Die herrschende Meinung in der juristischen Literatur und Rechtsprechung ist aber (noch) der Auffassung das der RfStV für solche nicht-lineare Medien nicht vollständig eingreift. Trotz ständig steigender Nutzerzahlen liege – mangels programmatischer Struktur – noch keine hinreichende Meinungsbildungsrelevanz, die die Anwendung der rundfunkrechtlichen Vorschriften angezeigt erscheinen lässt.

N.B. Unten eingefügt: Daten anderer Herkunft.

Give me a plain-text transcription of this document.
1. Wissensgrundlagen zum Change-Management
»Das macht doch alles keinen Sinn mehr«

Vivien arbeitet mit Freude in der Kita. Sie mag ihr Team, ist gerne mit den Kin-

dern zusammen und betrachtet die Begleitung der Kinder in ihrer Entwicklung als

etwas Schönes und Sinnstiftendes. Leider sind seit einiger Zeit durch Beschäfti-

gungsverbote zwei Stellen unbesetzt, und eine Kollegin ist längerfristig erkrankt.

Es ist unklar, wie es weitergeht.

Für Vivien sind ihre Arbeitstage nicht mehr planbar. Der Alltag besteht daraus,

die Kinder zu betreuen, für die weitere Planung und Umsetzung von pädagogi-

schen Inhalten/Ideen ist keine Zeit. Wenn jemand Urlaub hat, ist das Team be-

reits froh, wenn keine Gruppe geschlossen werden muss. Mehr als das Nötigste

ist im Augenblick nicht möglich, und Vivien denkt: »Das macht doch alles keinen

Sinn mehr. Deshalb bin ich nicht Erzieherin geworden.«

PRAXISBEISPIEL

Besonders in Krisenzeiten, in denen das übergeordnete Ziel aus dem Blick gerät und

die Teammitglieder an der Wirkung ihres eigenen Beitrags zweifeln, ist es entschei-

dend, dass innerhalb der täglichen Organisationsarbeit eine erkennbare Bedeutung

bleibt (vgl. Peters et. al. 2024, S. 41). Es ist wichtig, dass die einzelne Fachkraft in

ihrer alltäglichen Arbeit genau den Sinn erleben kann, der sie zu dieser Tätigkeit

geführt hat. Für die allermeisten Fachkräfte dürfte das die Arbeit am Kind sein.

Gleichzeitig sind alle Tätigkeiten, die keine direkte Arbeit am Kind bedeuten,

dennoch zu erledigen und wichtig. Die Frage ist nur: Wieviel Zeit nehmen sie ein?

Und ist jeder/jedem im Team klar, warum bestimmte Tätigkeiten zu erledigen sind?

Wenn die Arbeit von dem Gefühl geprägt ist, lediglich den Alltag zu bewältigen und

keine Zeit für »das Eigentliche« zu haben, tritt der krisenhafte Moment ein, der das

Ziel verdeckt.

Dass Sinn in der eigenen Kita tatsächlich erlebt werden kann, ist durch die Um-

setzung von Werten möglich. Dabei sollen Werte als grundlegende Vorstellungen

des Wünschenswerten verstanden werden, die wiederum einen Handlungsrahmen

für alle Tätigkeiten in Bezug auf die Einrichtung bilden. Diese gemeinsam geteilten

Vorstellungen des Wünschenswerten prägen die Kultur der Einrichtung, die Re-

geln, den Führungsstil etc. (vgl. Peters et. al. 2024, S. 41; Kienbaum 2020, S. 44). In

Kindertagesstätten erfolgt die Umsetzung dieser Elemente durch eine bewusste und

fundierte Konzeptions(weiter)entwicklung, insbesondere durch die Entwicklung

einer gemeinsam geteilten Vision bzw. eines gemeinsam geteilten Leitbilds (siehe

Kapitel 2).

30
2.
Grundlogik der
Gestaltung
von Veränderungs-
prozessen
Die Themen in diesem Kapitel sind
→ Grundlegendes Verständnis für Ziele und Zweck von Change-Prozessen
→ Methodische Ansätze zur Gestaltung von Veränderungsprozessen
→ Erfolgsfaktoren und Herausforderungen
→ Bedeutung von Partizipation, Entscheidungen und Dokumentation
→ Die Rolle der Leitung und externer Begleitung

Auch wenn sich solche On-Demand Videos also nicht an den restriktiven rundfunkrechtlichen Vorschriften zu orientieren haben, so gelten dennoch die Vorschriften des Telemediengesetzes (TMG).
2. Rechtliche Vorgaben
Für solche Videos sind insbesondere der § 6 TMG als auch die verschiedene Vorschriften des Gesetzes gegen den unlauteren Wettbewerb relevant (UWG), die den Verbraucher für verschiedenen irreführenden Informationen schützen sollen.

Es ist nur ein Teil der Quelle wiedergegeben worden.